Кто-то шутя назвал конгресс «бродячим цирком». Мы начали в Валенсии 4 июли, выступали в Мадриде, снова в Валенсии, в Барселоне, а кончили в Париже две недели спустя. Состав участников менялся - в Валенсии выступал Альварес дель Вайо (он был и на конгрессе в Париже в 1935 году как эмигрант), но, будучи министром, не смог поехать с нами дальше. Людвиг Рени появился только в Мадриде: он командовал частью и остался на фронте. В Париже выступали Генрих Манн, Арагон, Хьюз, Пабло Неруда. Кажется, имелся порядок дня, но никто о нем не думал.

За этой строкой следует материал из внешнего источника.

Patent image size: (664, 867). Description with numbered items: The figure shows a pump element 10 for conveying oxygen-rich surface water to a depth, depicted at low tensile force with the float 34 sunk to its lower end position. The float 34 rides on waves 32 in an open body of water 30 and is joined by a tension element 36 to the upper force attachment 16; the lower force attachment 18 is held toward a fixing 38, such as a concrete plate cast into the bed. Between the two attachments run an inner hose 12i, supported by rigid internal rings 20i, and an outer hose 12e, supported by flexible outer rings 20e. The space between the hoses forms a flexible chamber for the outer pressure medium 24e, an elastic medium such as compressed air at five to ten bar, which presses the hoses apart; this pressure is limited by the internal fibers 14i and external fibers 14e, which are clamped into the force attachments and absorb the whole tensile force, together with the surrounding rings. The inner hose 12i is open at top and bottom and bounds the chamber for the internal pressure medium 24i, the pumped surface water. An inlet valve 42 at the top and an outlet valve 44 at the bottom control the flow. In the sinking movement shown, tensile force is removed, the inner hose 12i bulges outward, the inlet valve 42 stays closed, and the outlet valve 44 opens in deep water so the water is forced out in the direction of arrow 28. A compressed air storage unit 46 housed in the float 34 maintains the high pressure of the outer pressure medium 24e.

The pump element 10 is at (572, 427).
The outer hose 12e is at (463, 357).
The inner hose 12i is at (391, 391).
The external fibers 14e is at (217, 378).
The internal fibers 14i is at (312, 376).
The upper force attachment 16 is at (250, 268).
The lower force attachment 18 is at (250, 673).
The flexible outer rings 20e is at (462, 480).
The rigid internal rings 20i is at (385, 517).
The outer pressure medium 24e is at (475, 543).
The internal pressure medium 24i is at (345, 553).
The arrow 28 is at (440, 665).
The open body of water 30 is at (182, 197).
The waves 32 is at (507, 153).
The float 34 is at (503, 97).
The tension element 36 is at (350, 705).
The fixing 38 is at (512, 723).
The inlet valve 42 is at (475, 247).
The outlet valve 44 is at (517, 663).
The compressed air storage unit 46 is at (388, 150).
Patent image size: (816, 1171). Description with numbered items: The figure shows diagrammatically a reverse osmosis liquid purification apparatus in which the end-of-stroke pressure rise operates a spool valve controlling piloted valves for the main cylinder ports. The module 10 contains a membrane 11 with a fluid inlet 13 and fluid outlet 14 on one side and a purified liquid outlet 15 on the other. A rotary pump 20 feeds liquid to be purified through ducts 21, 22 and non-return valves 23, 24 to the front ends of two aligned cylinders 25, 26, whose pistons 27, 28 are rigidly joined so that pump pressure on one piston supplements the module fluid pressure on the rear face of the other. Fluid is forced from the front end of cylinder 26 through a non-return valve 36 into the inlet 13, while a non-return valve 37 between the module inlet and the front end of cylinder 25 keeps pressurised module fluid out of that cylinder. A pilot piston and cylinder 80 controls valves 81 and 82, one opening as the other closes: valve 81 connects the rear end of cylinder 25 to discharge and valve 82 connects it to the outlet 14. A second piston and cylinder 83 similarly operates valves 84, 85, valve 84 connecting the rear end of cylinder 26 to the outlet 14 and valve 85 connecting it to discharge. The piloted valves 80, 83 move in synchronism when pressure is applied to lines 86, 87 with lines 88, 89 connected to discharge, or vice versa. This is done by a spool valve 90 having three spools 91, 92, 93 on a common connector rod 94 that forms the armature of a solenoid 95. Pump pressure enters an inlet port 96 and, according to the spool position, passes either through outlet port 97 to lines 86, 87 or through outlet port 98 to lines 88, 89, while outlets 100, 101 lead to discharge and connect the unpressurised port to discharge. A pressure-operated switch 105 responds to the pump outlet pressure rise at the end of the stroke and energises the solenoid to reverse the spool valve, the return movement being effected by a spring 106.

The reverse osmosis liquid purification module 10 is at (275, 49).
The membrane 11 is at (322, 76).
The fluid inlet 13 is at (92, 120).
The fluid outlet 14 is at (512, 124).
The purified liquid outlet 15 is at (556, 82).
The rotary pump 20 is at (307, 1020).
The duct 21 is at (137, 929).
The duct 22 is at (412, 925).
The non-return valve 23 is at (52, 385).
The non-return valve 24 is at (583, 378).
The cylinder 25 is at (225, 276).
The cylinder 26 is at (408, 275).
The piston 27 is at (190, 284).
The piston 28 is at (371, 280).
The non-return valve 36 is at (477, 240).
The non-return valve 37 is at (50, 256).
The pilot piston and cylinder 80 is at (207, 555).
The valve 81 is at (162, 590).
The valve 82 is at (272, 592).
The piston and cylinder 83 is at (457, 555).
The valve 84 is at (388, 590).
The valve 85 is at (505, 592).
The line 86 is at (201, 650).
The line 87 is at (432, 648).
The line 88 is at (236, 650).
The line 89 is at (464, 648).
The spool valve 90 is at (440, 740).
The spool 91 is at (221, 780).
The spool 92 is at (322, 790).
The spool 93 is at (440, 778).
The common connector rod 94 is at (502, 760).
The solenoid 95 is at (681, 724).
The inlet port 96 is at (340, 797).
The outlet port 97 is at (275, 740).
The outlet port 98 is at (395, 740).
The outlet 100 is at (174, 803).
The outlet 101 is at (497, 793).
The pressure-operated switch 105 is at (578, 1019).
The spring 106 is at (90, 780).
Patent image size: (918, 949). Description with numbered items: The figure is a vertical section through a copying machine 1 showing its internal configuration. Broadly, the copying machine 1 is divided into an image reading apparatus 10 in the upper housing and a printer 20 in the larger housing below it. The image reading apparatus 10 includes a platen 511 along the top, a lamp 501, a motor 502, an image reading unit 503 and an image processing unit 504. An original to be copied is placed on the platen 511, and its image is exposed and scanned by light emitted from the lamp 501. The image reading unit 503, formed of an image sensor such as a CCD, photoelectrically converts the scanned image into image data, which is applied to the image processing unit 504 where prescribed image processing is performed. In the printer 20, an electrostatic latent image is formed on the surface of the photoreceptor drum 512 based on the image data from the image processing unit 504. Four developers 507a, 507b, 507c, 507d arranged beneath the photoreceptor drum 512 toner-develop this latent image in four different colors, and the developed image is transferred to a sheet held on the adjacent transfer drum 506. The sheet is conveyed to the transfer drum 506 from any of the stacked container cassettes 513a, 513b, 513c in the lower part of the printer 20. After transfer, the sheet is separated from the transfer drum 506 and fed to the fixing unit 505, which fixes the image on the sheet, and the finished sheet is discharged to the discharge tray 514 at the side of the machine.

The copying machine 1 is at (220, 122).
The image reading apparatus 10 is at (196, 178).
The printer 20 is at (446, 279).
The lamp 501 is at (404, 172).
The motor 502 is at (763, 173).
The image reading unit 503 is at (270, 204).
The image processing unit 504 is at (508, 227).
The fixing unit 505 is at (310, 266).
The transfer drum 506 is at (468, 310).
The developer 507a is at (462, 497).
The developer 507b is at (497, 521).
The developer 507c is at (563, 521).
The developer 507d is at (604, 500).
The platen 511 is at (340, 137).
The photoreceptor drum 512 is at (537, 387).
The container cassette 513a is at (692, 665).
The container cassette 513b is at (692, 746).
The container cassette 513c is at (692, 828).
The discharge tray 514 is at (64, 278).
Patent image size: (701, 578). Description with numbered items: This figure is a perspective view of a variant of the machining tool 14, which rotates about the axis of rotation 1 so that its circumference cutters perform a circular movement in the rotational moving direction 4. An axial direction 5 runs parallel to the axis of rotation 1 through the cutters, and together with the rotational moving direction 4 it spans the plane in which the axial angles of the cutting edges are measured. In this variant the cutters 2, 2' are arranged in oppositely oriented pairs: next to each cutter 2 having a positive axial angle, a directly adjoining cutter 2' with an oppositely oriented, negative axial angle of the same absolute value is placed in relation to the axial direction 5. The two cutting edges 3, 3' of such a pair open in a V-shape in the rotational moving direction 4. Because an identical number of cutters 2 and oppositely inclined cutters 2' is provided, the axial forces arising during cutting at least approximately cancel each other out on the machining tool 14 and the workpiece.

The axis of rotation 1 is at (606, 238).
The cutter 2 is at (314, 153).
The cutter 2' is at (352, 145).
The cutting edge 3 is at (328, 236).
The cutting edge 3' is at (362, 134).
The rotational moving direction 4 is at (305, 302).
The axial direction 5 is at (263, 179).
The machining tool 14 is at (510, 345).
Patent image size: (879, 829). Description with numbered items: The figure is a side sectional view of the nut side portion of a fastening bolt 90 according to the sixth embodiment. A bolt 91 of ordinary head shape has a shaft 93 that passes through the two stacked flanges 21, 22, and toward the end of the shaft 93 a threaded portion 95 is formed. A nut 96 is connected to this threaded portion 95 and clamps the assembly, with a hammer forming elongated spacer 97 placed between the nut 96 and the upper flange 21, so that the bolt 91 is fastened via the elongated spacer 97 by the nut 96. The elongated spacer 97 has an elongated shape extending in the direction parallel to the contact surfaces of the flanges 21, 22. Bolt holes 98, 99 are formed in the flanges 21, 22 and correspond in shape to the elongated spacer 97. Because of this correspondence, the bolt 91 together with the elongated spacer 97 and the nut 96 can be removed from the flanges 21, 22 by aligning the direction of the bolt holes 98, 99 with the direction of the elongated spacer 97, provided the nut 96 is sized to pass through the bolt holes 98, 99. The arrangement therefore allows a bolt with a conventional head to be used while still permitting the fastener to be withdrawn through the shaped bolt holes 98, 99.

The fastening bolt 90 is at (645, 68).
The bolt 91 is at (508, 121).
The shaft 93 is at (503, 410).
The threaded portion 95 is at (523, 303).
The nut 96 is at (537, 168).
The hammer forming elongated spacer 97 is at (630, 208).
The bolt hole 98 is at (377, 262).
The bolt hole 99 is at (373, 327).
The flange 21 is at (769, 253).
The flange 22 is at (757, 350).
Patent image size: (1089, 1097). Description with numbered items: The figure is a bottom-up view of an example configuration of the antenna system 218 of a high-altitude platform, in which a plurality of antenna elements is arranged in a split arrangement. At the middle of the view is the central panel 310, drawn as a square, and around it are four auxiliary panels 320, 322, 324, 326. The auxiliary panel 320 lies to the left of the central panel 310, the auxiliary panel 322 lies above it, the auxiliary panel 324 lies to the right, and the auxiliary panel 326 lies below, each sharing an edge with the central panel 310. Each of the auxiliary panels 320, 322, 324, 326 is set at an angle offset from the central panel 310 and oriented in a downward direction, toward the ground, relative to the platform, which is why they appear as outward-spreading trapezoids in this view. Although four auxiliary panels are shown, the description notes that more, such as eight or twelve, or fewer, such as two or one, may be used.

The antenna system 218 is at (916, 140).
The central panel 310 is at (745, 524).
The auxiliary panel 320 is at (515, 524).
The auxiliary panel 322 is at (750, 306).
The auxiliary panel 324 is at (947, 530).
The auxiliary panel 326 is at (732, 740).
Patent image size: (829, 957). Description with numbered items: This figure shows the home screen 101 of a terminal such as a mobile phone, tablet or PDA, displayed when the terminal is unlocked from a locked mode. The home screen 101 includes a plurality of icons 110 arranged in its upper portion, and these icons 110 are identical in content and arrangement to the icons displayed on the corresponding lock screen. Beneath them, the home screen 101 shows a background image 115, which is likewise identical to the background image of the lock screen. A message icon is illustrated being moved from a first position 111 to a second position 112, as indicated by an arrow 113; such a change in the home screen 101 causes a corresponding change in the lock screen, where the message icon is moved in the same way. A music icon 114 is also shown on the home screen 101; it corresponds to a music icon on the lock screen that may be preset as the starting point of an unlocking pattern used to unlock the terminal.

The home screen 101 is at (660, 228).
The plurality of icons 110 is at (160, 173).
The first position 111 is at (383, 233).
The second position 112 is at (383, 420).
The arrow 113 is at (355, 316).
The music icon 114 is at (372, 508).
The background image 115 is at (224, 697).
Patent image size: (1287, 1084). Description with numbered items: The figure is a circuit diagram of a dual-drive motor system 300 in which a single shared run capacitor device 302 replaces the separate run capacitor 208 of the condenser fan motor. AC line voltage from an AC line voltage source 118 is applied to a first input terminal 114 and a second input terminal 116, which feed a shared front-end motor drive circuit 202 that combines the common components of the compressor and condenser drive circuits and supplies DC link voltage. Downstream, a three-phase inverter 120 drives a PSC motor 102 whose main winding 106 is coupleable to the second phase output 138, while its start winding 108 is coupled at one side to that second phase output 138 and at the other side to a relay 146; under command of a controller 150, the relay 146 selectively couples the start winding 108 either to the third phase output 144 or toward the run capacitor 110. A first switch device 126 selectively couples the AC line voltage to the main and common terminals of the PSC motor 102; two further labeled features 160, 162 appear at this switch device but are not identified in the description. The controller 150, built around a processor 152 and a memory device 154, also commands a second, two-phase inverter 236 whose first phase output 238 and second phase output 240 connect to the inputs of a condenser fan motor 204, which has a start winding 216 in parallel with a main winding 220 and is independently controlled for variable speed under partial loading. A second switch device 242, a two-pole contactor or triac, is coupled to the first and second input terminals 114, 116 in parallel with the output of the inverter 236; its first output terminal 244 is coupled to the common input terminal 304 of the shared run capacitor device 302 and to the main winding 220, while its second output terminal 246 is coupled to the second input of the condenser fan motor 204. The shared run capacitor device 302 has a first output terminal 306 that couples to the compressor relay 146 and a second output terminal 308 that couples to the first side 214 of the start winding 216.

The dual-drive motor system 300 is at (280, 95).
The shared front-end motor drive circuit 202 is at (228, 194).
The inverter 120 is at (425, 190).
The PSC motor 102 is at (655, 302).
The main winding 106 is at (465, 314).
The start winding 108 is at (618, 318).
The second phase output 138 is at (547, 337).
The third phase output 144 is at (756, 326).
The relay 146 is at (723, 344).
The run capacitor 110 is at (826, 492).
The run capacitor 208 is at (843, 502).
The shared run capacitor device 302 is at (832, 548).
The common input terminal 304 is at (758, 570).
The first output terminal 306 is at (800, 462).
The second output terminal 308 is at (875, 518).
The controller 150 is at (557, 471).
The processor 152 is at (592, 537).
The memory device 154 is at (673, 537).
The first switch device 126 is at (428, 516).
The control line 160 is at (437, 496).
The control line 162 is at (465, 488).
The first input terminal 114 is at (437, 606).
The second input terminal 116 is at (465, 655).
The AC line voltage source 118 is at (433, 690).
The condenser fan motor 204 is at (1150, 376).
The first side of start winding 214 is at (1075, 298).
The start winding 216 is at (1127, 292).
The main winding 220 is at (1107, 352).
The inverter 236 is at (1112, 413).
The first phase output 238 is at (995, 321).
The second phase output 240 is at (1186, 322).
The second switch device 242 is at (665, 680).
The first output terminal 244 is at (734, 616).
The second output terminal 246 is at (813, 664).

Характер выступлений менялся в зависимости от обстановки.
В Мадриде, под обстрелом, конгресс напоминал митинг, а пестрые его участники на улицах города, храбрившиеся, но необстрелянные, производили впечатление знатных гостей, делегации английских парламентариев или американских квакеров.
В Валенсии, где находилось правительство, все было торжественно; нас приветствовал писатель Мануэль Асанья, он же президент Испанской республики; устроили банкет с тостами; минутами казалось, что никакой войны нет, а собрался очередной съезд пен-клубов.
В Барселоне на эстраде сидел Компанис, а Микитенко рассказывал о расцвете национальной культуры в социалистическом обществе.